I built a simple regression model (5 independent variables) and computed the predicted values to estimate performance indicators (mean squared error, absolute error and R2). Afterwards, I used rapidminer to built a neural net (with cross validation to optimize the parameters). The issue is with the performance results when applying the best neural net to all dataset in order to compare with the regression. I got a average squared error of 10.1379 with the regression and 11.749 +/- 15.630 with the neural net, but the squared correlation of the regression is only 0.732 and the rapidminer output for the neural net is 0.814. This doesn't make sense to me, could anyone help? Am I comparing different things?
Thanks in advance,
I may be missing some maths here, but for me it makes little sense to perform cross validation on linear regression. Contrarily to ANN (also SVM and other methods) that require random initialization of the connection weights and, therefore, may leed to different solutions if local minima exist, the LR does not suffer from this issue. The drawback it that the regression equation structure needs to be known or defined beforehand and with the ANN no.
So, no, I haven't used cross validation with the LR. More, I ended up using SPSS to build the regression because the R2 was higher (I assume there may be slight differences in the algorithms used to determine the regression coefficients).

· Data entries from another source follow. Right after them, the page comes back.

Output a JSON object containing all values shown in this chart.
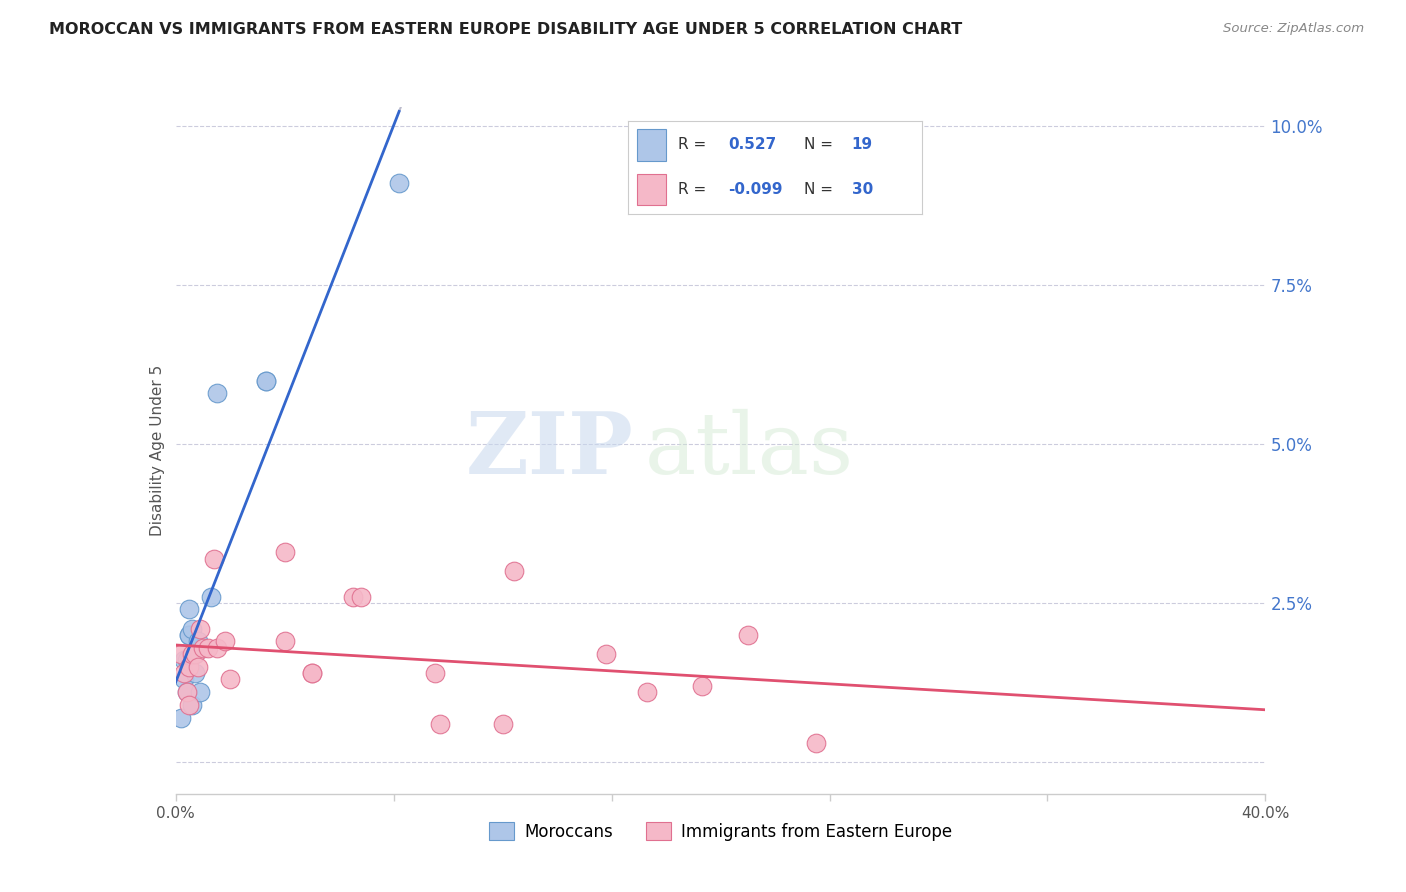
{
  "title": "MOROCCAN VS IMMIGRANTS FROM EASTERN EUROPE DISABILITY AGE UNDER 5 CORRELATION CHART",
  "source": "Source: ZipAtlas.com",
  "ylabel": "Disability Age Under 5",
  "yticks": [
    0.0,
    0.025,
    0.05,
    0.075,
    0.1
  ],
  "ytick_labels": [
    "",
    "2.5%",
    "5.0%",
    "7.5%",
    "10.0%"
  ],
  "xticks": [
    0.0,
    0.08,
    0.16,
    0.24,
    0.32,
    0.4
  ],
  "xtick_labels": [
    "0.0%",
    "",
    "",
    "",
    "",
    "40.0%"
  ],
  "xmin": 0.0,
  "xmax": 0.4,
  "ymin": -0.005,
  "ymax": 0.103,
  "moroccan_color": "#aec6e8",
  "eastern_europe_color": "#f5b8c8",
  "moroccan_edge_color": "#6699cc",
  "eastern_europe_edge_color": "#e07090",
  "trend_moroccan_color": "#3366cc",
  "trend_eastern_color": "#e05070",
  "moroccan_R": 0.527,
  "moroccan_N": 19,
  "eastern_europe_R": -0.099,
  "eastern_europe_N": 30,
  "legend_label_moroccan": "Moroccans",
  "legend_label_eastern": "Immigrants from Eastern Europe",
  "watermark_zip": "ZIP",
  "watermark_atlas": "atlas",
  "moroccan_x": [
    0.002,
    0.003,
    0.003,
    0.004,
    0.004,
    0.005,
    0.005,
    0.005,
    0.006,
    0.006,
    0.007,
    0.007,
    0.008,
    0.009,
    0.013,
    0.015,
    0.033,
    0.033,
    0.082
  ],
  "moroccan_y": [
    0.007,
    0.016,
    0.013,
    0.016,
    0.011,
    0.02,
    0.02,
    0.024,
    0.021,
    0.009,
    0.014,
    0.017,
    0.019,
    0.011,
    0.026,
    0.058,
    0.06,
    0.06,
    0.091
  ],
  "eastern_x": [
    0.002,
    0.003,
    0.004,
    0.005,
    0.005,
    0.006,
    0.007,
    0.008,
    0.009,
    0.01,
    0.012,
    0.014,
    0.015,
    0.018,
    0.02,
    0.04,
    0.04,
    0.05,
    0.05,
    0.065,
    0.068,
    0.095,
    0.097,
    0.12,
    0.124,
    0.158,
    0.173,
    0.193,
    0.21,
    0.235
  ],
  "eastern_y": [
    0.017,
    0.014,
    0.011,
    0.009,
    0.015,
    0.017,
    0.017,
    0.015,
    0.021,
    0.018,
    0.018,
    0.032,
    0.018,
    0.019,
    0.013,
    0.033,
    0.019,
    0.014,
    0.014,
    0.026,
    0.026,
    0.014,
    0.006,
    0.006,
    0.03,
    0.017,
    0.011,
    0.012,
    0.02,
    0.003
  ]
}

Also, after determining the best ANN model configuration using the cross validation, I simply applied it once to all dataset to be comparable with the LR. It made little sense to compare the performance of an LR on all data with an ANN only on part of the data.
Still, my question was different - is it possible to have to models that there ratings is not the same using the average squared error and the R2? I was expecting that the model with the lowest average squared error would have the highest R2.
to LR and X-Val: I would argue that you should put a X-Val around any model. Of course the effect of overfitting is more extreme the more paremeters you estimate in your model. LR by itself (with out any regularization, family choices and so) as a fairly limited complexity. Thus the effect is smaller than in "complex" models (even though k-nn is one of the worst one w/o x-val and i wouldn't call it complex).
For the other: First, just because it's good in one - it does not mean that it is good in the others. Maybe sq. error and r2 is something different here.
The interesting part is the std_dev of your ANN. It is extreme. In other words - on some data sets it works perfectly on other it totally crashes. Maybe you where just on the lucky side of the world.